This week’s gospel passage contains two great healing stories – the first, about the Syro-Phoenician woman and her daughter, and a second, about Jesus healing a man who is both deaf and mute.
They brought to him a deaf man who had an impediment in his speech; and they begged him to lay his hand on him. He took him aside in private, away from the crowd, and put his fingers into his ears, and he spat and touched his tongue. Then looking up to heaven, he sighed and said to him, ‘Ephphatha’, that is, ‘Be opened.’ And immediately his ears were opened, his tongue was released, and he spoke plainly.
This healing is unique in several ways. First, Jesus healed the man in private. He doesn’t usually do that; in fact, some quite intimate healings happen in full view of a crowd. Perhaps the reason Jesus takes the man aside is related to the other distinctive feature of this healing – Jesus is unusually hands-on, even invasive. Jesus’ spiritual power is so great he can command a healing from afar. He need only speak healing and people are made whole. Why does he put his fingers in this man’s ears and touch his tongue with his own spittle before speaking a word of healing?

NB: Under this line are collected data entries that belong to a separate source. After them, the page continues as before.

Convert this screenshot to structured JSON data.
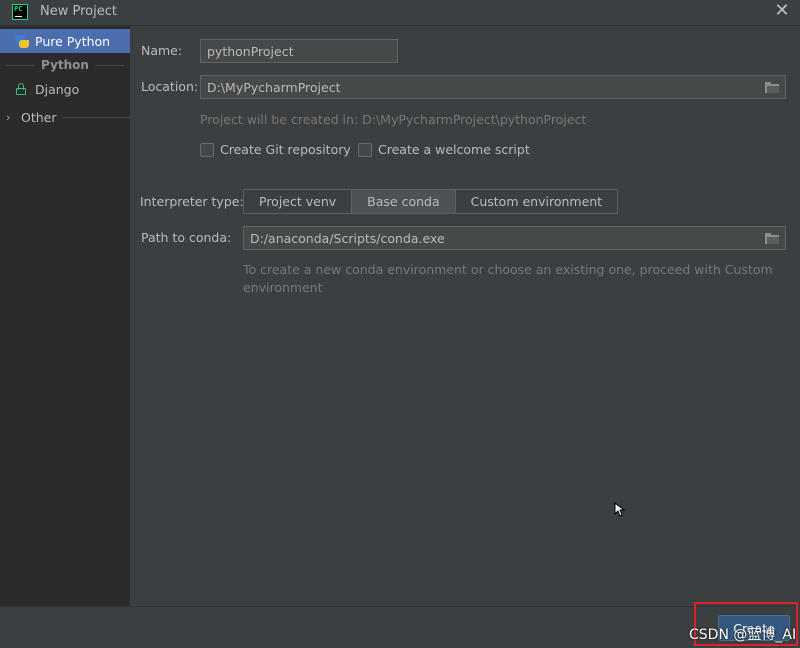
{
  "window": {
    "title": "New Project",
    "app_icon_text": "PC"
  },
  "sidebar": {
    "items": [
      {
        "label": "Pure Python",
        "icon": "python-icon",
        "selected": true
      },
      {
        "label": "Django",
        "icon": "lock-icon",
        "selected": false
      }
    ],
    "section_header": "Python",
    "other_label": "Other"
  },
  "form": {
    "name_label": "Name:",
    "name_value": "pythonProject",
    "location_label": "Location:",
    "location_value": "D:\\MyPycharmProject",
    "created_in_hint": "Project will be created in: D:\\MyPycharmProject\\pythonProject",
    "git_checkbox_label": "Create Git repository",
    "welcome_checkbox_label": "Create a welcome script",
    "interpreter_label": "Interpreter type:",
    "interpreter_options": [
      "Project venv",
      "Base conda",
      "Custom environment"
    ],
    "interpreter_selected": "Base conda",
    "conda_path_label": "Path to conda:",
    "conda_path_value": "D:/anaconda/Scripts/conda.exe",
    "conda_hint_line1": "To create a new conda environment or choose an existing one, proceed with Custom",
    "conda_hint_line2": "environment"
  },
  "footer": {
    "create_label": "Create"
  },
  "watermark": "CSDN @蓝博_AI",
  "colors": {
    "selection": "#4b6eaf",
    "primary_button": "#365880",
    "highlight": "#e0202a"
  }
}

We can’t know the answer to that question, but it invites us to imagine. There is something powerful about Jesus using his physical life to bring healing to another – God does not eschew the material, fleshly world, but uses it for the purpose of redemption. That story is writ large in Jesus’ incarnation, of course, but we find it told in small ways throughout the gospels. The God come in human flesh uses his bodily existence to reveal the spiritual power of God. How amazing is that?!

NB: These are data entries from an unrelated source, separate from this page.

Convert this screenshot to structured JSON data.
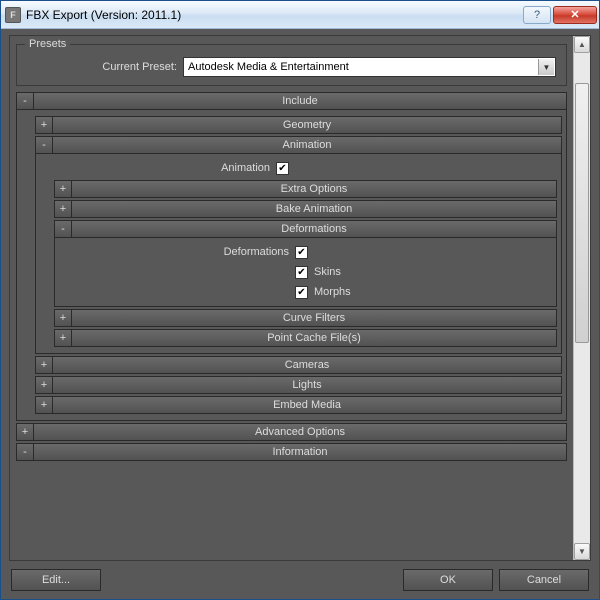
{
  "window": {
    "title": "FBX Export (Version: 2011.1)"
  },
  "presets": {
    "legend": "Presets",
    "label": "Current Preset:",
    "value": "Autodesk Media & Entertainment"
  },
  "sections": {
    "include": {
      "title": "Include",
      "toggle": "-"
    },
    "geometry": {
      "title": "Geometry",
      "toggle": "+"
    },
    "animation": {
      "title": "Animation",
      "toggle": "-",
      "animation_cb": {
        "label": "Animation",
        "checked": true
      },
      "extra_options": {
        "title": "Extra Options",
        "toggle": "+"
      },
      "bake_animation": {
        "title": "Bake Animation",
        "toggle": "+"
      },
      "deformations": {
        "title": "Deformations",
        "toggle": "-",
        "deformations_cb": {
          "label": "Deformations",
          "checked": true
        },
        "skins_cb": {
          "label": "Skins",
          "checked": true
        },
        "morphs_cb": {
          "label": "Morphs",
          "checked": true
        }
      },
      "curve_filters": {
        "title": "Curve Filters",
        "toggle": "+"
      },
      "point_cache": {
        "title": "Point Cache File(s)",
        "toggle": "+"
      }
    },
    "cameras": {
      "title": "Cameras",
      "toggle": "+"
    },
    "lights": {
      "title": "Lights",
      "toggle": "+"
    },
    "embed_media": {
      "title": "Embed Media",
      "toggle": "+"
    },
    "advanced": {
      "title": "Advanced Options",
      "toggle": "+"
    },
    "information": {
      "title": "Information",
      "toggle": "-"
    }
  },
  "buttons": {
    "edit": "Edit...",
    "ok": "OK",
    "cancel": "Cancel"
  }
}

And this God-Man coming so close to someone who is suffering, willing to put his fingers in another’s ears, and to touch his tongue with his own spit – that shows a God who wants to come close to us, who does not shy away from our infirmities but gives of himself to heal us. What wounds are you trying to hide from God, afraid he doesn’t want to know about them, or can't help? Can we invite Jesus that close?

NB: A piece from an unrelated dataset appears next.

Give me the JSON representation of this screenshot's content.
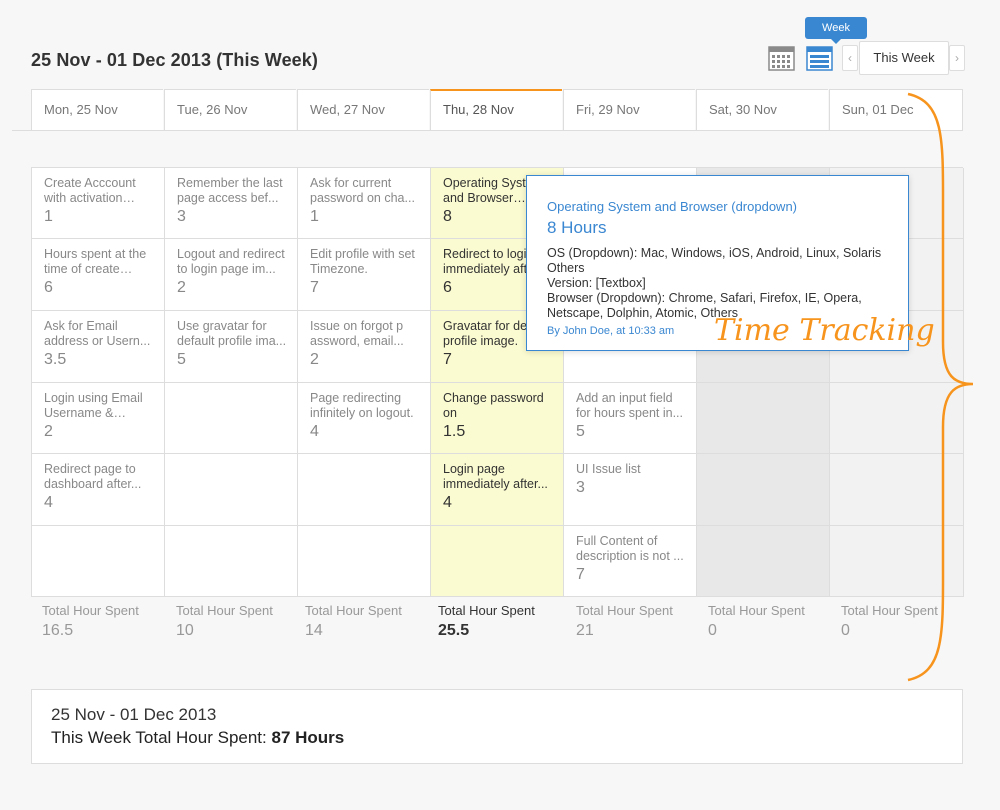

There is another unique element to this healing – Jesus’ looking up to heaven and sighing, and then speaking the command to the man’s ears and voice: “Be opened.” A similar sequence is reported when Jesus raises Lazarus from the dead – maybe the sighing bespeaks an inner effort to transmit this greater reality of God-Life into what we think of as reality. And he speaks the healing; he pronounces it into being, the way God “spoke” the world into being – “in the beginning was the Word.”
We too are invited to speak into being God’s transforming word. That is active prayer, prayer of faith that takes God up on God’s promises of spiritual authority over the material world. Paul writes in Romans 4:17 about, “the God who gives life to the dead and calls into being things that were not.” Calling into being things that are not is what we are about. We can’t dictate God’s action, but we can direct God’s power and love into people and situations in need of transformation, as Jesus did with that deaf and mute man.
Prayer is bringing spiritual power to bear on physical situations. We can do that, right?